How secure do you feel you money is tied up in a property in TRNC
If eating local produce, e.g not fish and chips how does the cost of living compare with the UK


----------



## Mycroft (Sep 9, 2009)

Martinpdickinson said:


> I retire in November and my partner and I are looking at buying a holiday home in Northern Cyprus.
> Our intention is to spend 6 months of the year there and we are seeking any advice that may be relevant.
> If TRNC goes into the EU what will the impact be.
> How secure do you feel you money is tied up in a property in TRNC
> If eating local produce, e.g not fish and chips how does the cost of living compare with the UK


Good Morning,

I suggest you look at forums for the occupied north of the island (TNRC). Most , if not all, of the contributors of this forum live in the Republic of Cyprus ( South) and therefore have little information that will be of help to you.

Kind regards


----------



## Kalimera (Oct 19, 2011)

North part of Cyprus is illegal and full of stolen land and property


----------



## Kalimera (Oct 19, 2011)

TRNC will never go into Europe as it's not a (recognised) country.


----------



## Veronica (Apr 5, 2008)

As a great many of the properties in the North are built illegally on Greek Cypriot owned land it is very risky buying anything there.
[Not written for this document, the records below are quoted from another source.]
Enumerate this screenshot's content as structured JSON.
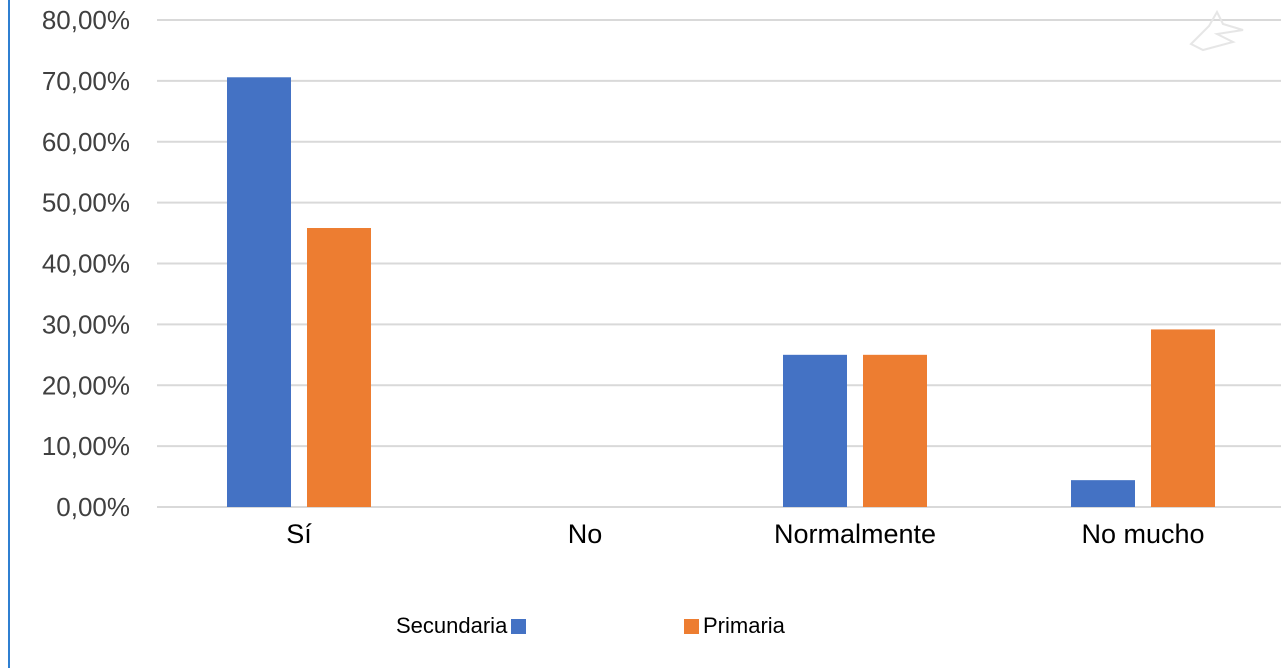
{
  "chart_data": {
    "type": "bar",
    "categories": [
      "Sí",
      "No",
      "Normalmente",
      "No mucho"
    ],
    "series": [
      {
        "name": "Secundaria",
        "color": "#4472C4",
        "values": [
          70.59,
          0,
          25.0,
          4.41
        ]
      },
      {
        "name": "Primaria",
        "color": "#ED7D31",
        "values": [
          45.83,
          0,
          25.0,
          29.17
        ]
      }
    ],
    "y_ticks": [
      "0,00%",
      "10,00%",
      "20,00%",
      "30,00%",
      "40,00%",
      "50,00%",
      "60,00%",
      "70,00%",
      "80,00%"
    ],
    "ylim": [
      0,
      80
    ],
    "grid": true,
    "legend_position": "bottom"
  }
}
The illegal Turkish occupying government issue false title deeds showing land to have belonged to Turkish Cypriots.
There are many UK expats who are living with the shadow of possibly having their homes taken from them and having to pay to have the them demolished and the land returned to its original state.
Read the Orams case.
Also as the North is not and never will become a part of the EU you would not be entitled to health free care there unlike the South where UK pensioners are entitled to the same healthcare as Cypriots.


Veronica


----------



## kimonas (Jul 19, 2008)

Veronica said:


> As a great many of the properties in the North are built illegally on Greek Cypriot owned land it is very risky buying anything there. The illegal Turkish occupying government issue false title deeds showing land to have belonged to Turkish Cypriots.
> There are many UK expats who are living with the shadow of possibly having their homes taken from them and having to pay to have the them demolished and the land returned to its original state.
> Read the Orams case.
> Also as the North is not and never will become a part of the EU you would not be entitled to health free care there unlike the South where UK pensioners are entitled to the same healthcare as Cypriots.
> ...


Just a quick note on legal status, the EU regards the occupied part of the Republic (known as the TRNC but recognised only by Turkey) as de jure part of the European Union and as an occupied part of a European State. It has poured and is pouring hundreds of millions of euros into the north, in part as part of various confidence building measures in the run up to what might be a solution. Great caution must be exercised in any purchases as other commentators have already noted.


----------



## David_&_Letitia (Jul 8, 2012)

kimonas said:


> ...the European Union...has poured and is pouring hundreds of millions of euros into the north, in part as part of various confidence building measures in the run up to what might be a solution...


This is so typical of the EU. 

When a member state (like Ireland) returns the 'wrong' result after a national referendum, another had to be held the following year so that the 'right result' could be submitted ('No' clearly does not always mean 'No' to the EU).

When a member state (like Cyprus) objects to the EU stance on the TRNC and exercises it's veto to £256M aid to the TRNC, the EU responded with the Lisbon Treaty to remove the rights of individual countries to veto.

Small countries do not seem to be equal members of this crazy union (which UK citizens did not vote to create).


----------



## hjeff045 (Apr 21, 2014)

You have to bought your home at some other place. There are lot of people says that is illegal place then why you spend money over that type of place. Choose some peaceful place.


----------